Benjamin Bayart : Eh bien par exemple, j’ai publié un billet de blog sur mon site qui raconte machin ; les fournisseurs d’accès peuvent faire en sorte que quiconque visite le site voit autre chose que ce que j’ai écrit. Ils peuvent remplacer « Manu » par « président de la République ». Ça c’est un pouvoir absolu.

Nicolas Martin : Dont ils ne font pas usage, en tout cas en France ou en Europe.

Benjamin Bayart : Dont ils ne font en moyenne pas usage, parce que les usages sont très chers, parce que c’est complètement délirant, mais il faut comprendre que ce n’est pas si délirant que ça. C’est comme ça que le régime Ben Ali contrôlait sa population. C’est comme ça que le régime chinois censure les gens qui veulent accéder à l’information : c’est en intervenant sur le réseau. Pas en fermant les sites, c’est trop compliqué, en intervenant le réseau et en utilisant le réseau comme outil de censure.

Nicolas Martin : Qu’on comprenne bien, juste pour le préciser une fois pour toute l’émission, peut-être qu’on le redira, mais les fournisseurs à Internet ce sont les grands opérateurs qui vous donnent accès à Internet, en l’occurrence on va en citer plusieurs : ça peut être Free, ça peut être Bouygues, ça peut être Orange, ça peut être SFR.

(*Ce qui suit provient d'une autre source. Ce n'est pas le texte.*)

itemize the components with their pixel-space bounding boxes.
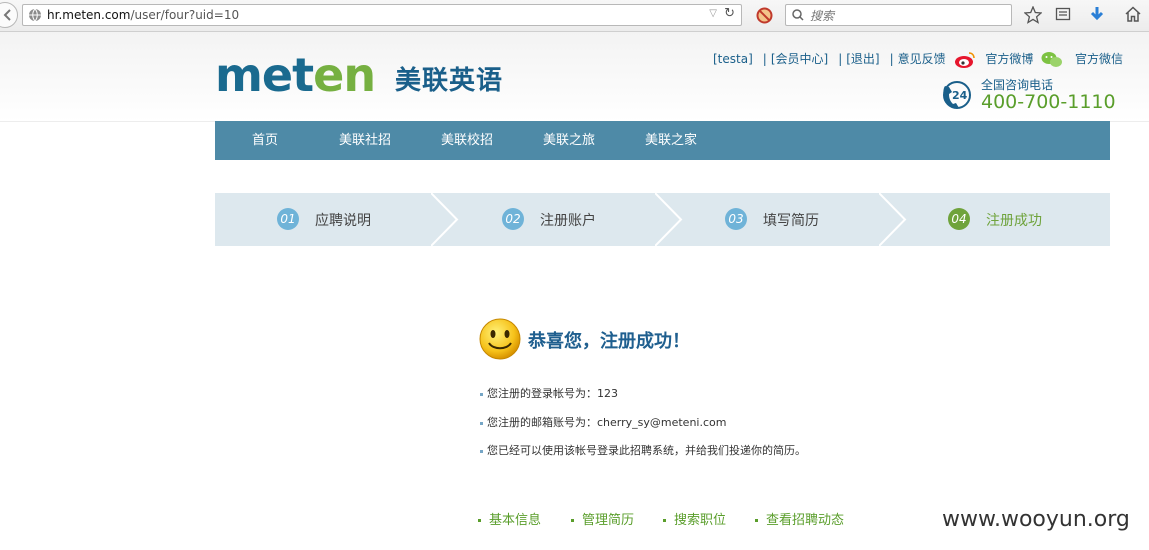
logo-english-part1: met: [215, 48, 314, 102]
manage-resume-link[interactable]: 管理简历: [571, 509, 634, 528]
weibo-icon[interactable]: [954, 51, 976, 69]
info-text: 您注册的邮箱账号为：cherry_sy@meteni.com: [487, 416, 727, 429]
wechat-icon[interactable]: [1041, 51, 1063, 69]
address-bar[interactable]: hr.meten.com/user/four?uid=10 ▽ ↻: [22, 4, 742, 26]
nav-item-home-family[interactable]: 美联之家: [645, 121, 697, 160]
member-center-link[interactable]: [会员中心]: [771, 52, 828, 66]
info-line-hint: 您已经可以使用该帐号登录此招聘系统，并给我们投递你的简历。: [480, 442, 806, 458]
logo-english-part2: en: [313, 48, 376, 102]
step-number: 04: [948, 208, 970, 230]
user-link[interactable]: [testa]: [713, 52, 753, 66]
logout-link[interactable]: [退出]: [846, 52, 879, 66]
bookmark-star-icon[interactable]: [1024, 6, 1042, 24]
bookmarks-list-icon[interactable]: [1055, 6, 1071, 22]
info-line-email: 您注册的邮箱账号为：cherry_sy@meteni.com: [480, 414, 726, 430]
hotline-badge: 24: [952, 89, 968, 102]
site-header: meten 美联英语 [testa] | [会员中心] | [退出] | 意见反馈 官方微博…: [0, 32, 1149, 122]
url-path: /user/four?uid=10: [130, 8, 240, 22]
weibo-link[interactable]: 官方微博: [985, 52, 1033, 66]
step-divider: [431, 193, 459, 246]
search-box[interactable]: [785, 4, 1012, 26]
step-label: 注册账户: [540, 213, 596, 229]
watermark: www.wooyun.org: [942, 507, 1130, 532]
url-text: hr.meten.com/user/four?uid=10: [47, 8, 239, 22]
nav-item-campus-recruit[interactable]: 美联校招: [441, 121, 493, 160]
bullet-icon: [480, 392, 483, 396]
main-nav: 首页 美联社招 美联校招 美联之旅 美联之家: [215, 121, 1110, 160]
logo-chinese: 美联英语: [395, 66, 504, 96]
info-line-login: 您注册的登录帐号为：123: [480, 385, 618, 401]
top-links: [testa] | [会员中心] | [退出] | 意见反馈 官方微博 官方微信: [713, 50, 1127, 69]
search-icon: [792, 9, 804, 21]
step-number: 01: [277, 208, 299, 230]
blocked-addon-icon[interactable]: [756, 7, 773, 24]
hotline: 24 全国咨询电话 400-700-1110: [940, 78, 1116, 115]
recruit-news-link[interactable]: 查看招聘动态: [755, 509, 844, 528]
search-jobs-link[interactable]: 搜索职位: [663, 509, 726, 528]
hotline-number: 400-700-1110: [981, 91, 1116, 113]
bullet-icon: [480, 449, 483, 453]
phone-24h-icon: 24: [943, 81, 971, 109]
registration-steps: 01 应聘说明 02 注册账户 03 填写简历 04 注册成功: [215, 193, 1110, 246]
step-label: 应聘说明: [315, 213, 371, 229]
info-text: 您已经可以使用该帐号登录此招聘系统，并给我们投递你的简历。: [487, 444, 806, 457]
back-button[interactable]: [0, 2, 18, 28]
feedback-link[interactable]: 意见反馈: [898, 52, 946, 66]
basic-info-link[interactable]: 基本信息: [478, 509, 541, 528]
home-icon[interactable]: [1125, 6, 1141, 22]
meten-logo[interactable]: meten 美联英语: [215, 52, 502, 98]
back-arrow-icon: [3, 9, 11, 21]
step-divider: [879, 193, 907, 246]
url-host: hr.meten.com: [47, 8, 131, 22]
info-text: 您注册的登录帐号为：123: [487, 387, 618, 400]
globe-icon: [29, 8, 41, 22]
step-label: 填写简历: [763, 213, 819, 229]
download-icon[interactable]: [1089, 6, 1105, 24]
step-label: 注册成功: [986, 213, 1042, 229]
success-title: 恭喜您，注册成功！: [528, 331, 690, 352]
search-input[interactable]: [808, 7, 1010, 25]
step-divider: [655, 193, 683, 246]
browser-toolbar: hr.meten.com/user/four?uid=10 ▽ ↻: [0, 0, 1149, 32]
nav-item-social-recruit[interactable]: 美联社招: [339, 121, 391, 160]
nav-item-home[interactable]: 首页: [252, 121, 278, 160]
reload-icon[interactable]: ↻: [724, 6, 735, 21]
nav-item-journey[interactable]: 美联之旅: [543, 121, 595, 160]
step-number: 02: [502, 208, 524, 230]
step-number: 03: [725, 208, 747, 230]
logo-english: meten: [215, 48, 376, 102]
wechat-link[interactable]: 官方微信: [1075, 52, 1123, 66]
smiley-icon: [479, 318, 521, 360]
url-dropdown-icon[interactable]: ▽: [709, 8, 717, 19]
bullet-icon: [480, 421, 483, 425]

Benjamin Bayart : Oui, c’est ça. C’est ça et puis ce sont ce qu’on appelle les opérateurs de réseau, c’est-à-dire les opérateurs qui interconnectent les différentes plaques du réseau. C’est-à-dire que Orange, Free, etc., sont interconnectés avec d’autres opérateurs qui sont eux-mêmes interconnectés avec d’autres, tout ça forme un grand patchwork qui est le réseau mondial. Et en fait, un opérateur sur sa zone à lui, a tout pouvoir. Il est dieu, en fait, sur le réseau. Il se trouve que le plus souvent ils n’interviennent pas trop, ils ne font pas trop de cochonneries, mais en fait ce qu’on appelle protéger la neutralité du Net c’est dire dans quels cas ils ont le droit d’utiliser ce pouvoir extraordinaire et ce qu’ils ont le droit de faire dans ces cas-là. Qu’est-ce qui est autorisé, qu’est-ce qui est interdit ; qu’est-ce qui est possible et qu’est-ce qui n’est pas possible, etc. C’est ça en fait la définition de la neutralité du Net ; c’est ça.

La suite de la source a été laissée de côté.